Shell CEO Ben van Beurden said he was pleased the proposed U.S. legislation would require fossil fuel lease sales in the Gulf of Mexico and on federal land.
“I will make the point that I’ve made before, that the world needs new oil and gas to come onstream,” he said on a call with analysts.
U.S. gasoline prices have been on a downward trend in recent weeks along with oil prices. Yesterday, AAA reported a national average for regular gasoline of $4.22 per gallon — compared with about $4.86 a gallon a month earlier. Still, the automobile club said the year-earlier gasoline price was around $3.17 per gallon.
While average U.S. gasoline prices were higher at times in 2008 when adjusted for inflation, the $5-a-gallon level seen in June led to a backlash. President Joe Biden called out Exxon for making “more money than God,” while some observers cautioned that big companies don’t directly control the price at the pump.

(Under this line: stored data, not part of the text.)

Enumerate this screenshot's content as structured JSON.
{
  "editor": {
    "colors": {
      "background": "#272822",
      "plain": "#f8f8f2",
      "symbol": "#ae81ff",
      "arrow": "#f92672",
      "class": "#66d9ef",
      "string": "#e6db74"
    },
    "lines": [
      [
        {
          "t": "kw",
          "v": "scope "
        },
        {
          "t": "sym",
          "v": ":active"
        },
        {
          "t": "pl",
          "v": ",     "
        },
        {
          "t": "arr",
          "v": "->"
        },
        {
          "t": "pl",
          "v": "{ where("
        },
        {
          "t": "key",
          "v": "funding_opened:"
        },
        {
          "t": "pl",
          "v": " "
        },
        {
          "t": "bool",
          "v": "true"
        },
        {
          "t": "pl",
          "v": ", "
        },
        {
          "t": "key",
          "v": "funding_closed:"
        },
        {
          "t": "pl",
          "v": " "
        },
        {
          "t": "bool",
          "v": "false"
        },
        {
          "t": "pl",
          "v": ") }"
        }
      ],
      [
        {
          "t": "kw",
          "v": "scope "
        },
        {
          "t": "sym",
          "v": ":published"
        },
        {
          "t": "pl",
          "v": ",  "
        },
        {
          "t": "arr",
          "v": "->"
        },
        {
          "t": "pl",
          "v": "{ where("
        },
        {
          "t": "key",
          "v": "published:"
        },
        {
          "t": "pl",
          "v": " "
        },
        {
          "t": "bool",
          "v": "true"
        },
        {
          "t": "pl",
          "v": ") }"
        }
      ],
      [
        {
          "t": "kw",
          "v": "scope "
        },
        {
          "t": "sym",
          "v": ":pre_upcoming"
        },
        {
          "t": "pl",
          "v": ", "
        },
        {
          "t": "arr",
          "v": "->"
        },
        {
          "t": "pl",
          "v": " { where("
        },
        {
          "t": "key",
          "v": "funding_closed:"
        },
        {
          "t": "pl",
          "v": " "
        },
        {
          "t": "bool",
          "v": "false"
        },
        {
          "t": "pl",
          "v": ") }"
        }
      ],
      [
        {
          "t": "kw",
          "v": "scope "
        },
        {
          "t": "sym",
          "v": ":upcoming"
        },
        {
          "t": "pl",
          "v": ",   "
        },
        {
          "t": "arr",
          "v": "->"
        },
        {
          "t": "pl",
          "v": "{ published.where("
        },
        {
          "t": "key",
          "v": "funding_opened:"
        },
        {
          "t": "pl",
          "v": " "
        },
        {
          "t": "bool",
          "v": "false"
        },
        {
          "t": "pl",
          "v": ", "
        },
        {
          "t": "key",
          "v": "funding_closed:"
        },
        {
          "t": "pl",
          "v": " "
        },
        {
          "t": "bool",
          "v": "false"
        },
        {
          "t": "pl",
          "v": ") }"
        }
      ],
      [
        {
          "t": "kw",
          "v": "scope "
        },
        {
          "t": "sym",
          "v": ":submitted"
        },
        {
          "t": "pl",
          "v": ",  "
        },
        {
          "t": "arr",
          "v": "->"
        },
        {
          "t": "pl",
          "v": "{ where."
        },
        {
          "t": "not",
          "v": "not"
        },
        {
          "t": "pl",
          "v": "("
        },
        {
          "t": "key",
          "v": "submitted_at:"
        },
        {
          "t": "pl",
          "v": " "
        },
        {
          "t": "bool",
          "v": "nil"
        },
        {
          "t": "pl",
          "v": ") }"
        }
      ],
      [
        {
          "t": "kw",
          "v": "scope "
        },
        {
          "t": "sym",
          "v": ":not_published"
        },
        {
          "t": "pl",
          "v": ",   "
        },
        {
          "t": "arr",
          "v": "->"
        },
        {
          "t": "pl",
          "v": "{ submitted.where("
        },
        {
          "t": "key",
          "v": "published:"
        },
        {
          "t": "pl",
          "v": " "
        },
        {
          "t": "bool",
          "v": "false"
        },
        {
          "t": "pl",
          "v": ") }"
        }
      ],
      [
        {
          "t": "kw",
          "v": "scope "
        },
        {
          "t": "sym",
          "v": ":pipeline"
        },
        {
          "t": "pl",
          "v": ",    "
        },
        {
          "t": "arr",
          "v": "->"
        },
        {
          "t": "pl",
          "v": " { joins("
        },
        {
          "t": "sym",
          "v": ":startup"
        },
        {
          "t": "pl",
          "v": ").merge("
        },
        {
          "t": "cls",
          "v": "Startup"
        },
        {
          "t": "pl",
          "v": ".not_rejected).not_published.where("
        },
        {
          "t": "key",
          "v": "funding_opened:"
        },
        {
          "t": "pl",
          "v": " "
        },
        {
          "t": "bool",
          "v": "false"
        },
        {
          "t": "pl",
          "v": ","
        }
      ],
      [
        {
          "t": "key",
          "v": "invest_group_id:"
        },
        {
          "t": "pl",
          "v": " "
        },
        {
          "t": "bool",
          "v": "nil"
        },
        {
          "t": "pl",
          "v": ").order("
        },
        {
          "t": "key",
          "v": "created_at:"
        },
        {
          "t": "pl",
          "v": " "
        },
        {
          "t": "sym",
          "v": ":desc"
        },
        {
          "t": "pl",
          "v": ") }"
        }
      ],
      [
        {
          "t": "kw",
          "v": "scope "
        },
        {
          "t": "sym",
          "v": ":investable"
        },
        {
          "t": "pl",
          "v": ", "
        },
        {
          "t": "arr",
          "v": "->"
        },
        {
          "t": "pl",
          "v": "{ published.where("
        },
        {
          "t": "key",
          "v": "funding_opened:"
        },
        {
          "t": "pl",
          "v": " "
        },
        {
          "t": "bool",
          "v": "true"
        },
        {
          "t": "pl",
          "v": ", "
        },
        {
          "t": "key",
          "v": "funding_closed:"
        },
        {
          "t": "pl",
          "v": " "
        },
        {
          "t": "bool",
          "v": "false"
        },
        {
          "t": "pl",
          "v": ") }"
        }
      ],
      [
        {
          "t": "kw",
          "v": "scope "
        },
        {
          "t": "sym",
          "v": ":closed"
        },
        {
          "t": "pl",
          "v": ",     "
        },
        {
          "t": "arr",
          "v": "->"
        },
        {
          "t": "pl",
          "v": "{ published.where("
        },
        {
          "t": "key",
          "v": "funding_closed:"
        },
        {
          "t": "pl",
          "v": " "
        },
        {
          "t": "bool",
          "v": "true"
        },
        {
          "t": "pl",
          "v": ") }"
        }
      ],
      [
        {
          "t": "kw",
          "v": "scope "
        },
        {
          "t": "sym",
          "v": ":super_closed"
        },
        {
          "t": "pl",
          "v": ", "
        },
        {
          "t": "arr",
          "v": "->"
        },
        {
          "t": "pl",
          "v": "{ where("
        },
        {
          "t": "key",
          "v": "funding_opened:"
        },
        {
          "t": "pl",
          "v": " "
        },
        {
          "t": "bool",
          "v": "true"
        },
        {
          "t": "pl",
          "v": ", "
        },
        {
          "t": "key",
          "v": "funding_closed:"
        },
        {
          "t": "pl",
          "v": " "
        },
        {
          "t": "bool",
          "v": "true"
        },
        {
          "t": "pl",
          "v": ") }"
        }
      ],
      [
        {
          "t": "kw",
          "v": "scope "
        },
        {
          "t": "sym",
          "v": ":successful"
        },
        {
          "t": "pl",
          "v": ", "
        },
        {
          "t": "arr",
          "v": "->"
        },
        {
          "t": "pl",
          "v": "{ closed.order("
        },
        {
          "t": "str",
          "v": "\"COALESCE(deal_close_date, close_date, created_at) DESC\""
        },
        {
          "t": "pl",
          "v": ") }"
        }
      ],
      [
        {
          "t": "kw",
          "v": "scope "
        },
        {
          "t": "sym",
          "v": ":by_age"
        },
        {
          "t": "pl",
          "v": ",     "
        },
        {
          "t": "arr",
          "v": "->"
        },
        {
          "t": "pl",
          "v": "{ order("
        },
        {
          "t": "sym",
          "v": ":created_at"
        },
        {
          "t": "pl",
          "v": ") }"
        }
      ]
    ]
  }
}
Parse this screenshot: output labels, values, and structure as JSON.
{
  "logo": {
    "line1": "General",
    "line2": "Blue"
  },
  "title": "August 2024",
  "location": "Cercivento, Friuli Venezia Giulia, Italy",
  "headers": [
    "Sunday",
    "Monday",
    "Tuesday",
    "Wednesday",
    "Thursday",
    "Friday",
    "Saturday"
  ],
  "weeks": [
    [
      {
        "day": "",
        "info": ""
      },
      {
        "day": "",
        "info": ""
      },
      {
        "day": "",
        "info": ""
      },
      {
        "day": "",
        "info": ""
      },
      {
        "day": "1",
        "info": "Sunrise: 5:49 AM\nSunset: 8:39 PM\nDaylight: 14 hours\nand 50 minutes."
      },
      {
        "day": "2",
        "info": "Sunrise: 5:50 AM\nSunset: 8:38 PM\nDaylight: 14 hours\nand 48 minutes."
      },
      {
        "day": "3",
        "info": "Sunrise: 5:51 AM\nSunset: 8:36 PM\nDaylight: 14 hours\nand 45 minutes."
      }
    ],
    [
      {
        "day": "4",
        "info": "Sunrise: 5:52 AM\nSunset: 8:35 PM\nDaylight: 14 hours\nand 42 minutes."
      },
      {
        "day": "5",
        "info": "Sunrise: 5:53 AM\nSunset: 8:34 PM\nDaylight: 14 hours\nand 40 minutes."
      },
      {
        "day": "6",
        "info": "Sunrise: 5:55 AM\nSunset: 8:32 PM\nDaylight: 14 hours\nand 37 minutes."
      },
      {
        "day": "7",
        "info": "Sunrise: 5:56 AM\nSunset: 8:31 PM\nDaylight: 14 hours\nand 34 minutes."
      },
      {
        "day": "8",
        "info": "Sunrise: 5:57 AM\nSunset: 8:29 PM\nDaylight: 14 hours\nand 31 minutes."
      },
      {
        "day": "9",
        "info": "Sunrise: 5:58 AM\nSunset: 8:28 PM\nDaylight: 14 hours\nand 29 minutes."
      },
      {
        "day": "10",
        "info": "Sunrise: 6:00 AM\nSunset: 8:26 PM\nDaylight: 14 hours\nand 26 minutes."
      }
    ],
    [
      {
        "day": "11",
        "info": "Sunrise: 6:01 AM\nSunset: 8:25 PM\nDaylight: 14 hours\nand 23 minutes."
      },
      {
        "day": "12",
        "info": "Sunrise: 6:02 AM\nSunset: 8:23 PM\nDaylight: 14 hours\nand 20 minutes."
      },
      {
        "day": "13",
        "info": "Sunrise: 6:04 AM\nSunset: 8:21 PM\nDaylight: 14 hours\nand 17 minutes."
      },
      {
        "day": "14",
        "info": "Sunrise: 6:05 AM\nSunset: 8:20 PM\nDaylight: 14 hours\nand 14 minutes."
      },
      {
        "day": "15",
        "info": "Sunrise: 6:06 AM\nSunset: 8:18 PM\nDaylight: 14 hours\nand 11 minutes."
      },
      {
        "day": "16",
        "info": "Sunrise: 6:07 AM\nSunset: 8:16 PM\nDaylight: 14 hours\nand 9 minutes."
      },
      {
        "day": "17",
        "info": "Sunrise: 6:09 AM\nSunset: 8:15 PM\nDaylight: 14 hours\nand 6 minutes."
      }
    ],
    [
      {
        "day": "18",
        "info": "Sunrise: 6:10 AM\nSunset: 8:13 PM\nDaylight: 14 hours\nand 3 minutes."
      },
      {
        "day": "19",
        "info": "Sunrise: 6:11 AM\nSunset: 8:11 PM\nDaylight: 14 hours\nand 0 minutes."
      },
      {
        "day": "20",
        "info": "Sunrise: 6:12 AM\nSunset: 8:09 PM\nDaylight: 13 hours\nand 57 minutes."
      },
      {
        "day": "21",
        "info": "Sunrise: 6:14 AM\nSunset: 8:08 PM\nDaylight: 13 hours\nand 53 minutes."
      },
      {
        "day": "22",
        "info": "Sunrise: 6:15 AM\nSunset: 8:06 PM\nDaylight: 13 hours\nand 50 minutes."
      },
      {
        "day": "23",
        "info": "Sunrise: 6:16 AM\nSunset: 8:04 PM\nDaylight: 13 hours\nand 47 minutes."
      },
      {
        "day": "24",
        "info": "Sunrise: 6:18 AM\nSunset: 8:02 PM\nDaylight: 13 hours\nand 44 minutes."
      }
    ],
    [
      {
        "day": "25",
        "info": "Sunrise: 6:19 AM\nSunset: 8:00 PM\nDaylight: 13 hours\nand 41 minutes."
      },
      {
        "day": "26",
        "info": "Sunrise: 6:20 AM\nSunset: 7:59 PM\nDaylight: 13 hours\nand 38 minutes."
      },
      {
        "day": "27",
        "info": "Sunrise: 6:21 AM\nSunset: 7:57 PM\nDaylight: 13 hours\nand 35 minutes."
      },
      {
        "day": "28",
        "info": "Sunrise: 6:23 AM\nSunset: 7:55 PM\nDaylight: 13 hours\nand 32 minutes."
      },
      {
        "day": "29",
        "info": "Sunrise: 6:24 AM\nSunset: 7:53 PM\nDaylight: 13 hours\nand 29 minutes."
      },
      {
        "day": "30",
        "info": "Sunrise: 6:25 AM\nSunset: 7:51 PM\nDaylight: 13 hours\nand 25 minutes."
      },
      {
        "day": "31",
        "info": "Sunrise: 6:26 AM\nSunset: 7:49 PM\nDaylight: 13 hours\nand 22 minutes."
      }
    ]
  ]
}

The United Kingdom imposed a windfall profit tax on Shell and other oil producers. U.S. Sen. Ron Wyden (D-Ore.) introduced a bill to raise taxes on American oil producers, although it’s unlikely to pass.
In Chevron’s home state of California, Democratic Gov. Gavin Newsom has also been critical of large oil companies.
“These dirty companies are raking in massive profits — all while forcing us to pay more at the pump and causing the deaths of countless Americans from extreme heat, drought, fires and choked lungs,” Newsom said in a Friday tweet that linked to a report on Exxon’s quarterly profit.
While new refinery capacity is expected to open globally and in the U.S. later this year and early in 2023, the companies warned that price spikes are likely to continue as the world’s economy continues to recover from the pandemic.
“On the demand side, we haven’t even seen a full recovery to 2019 type of demand,” van Beurden said. “My concern is we will have a very tight situation [and] a lot of volatility.”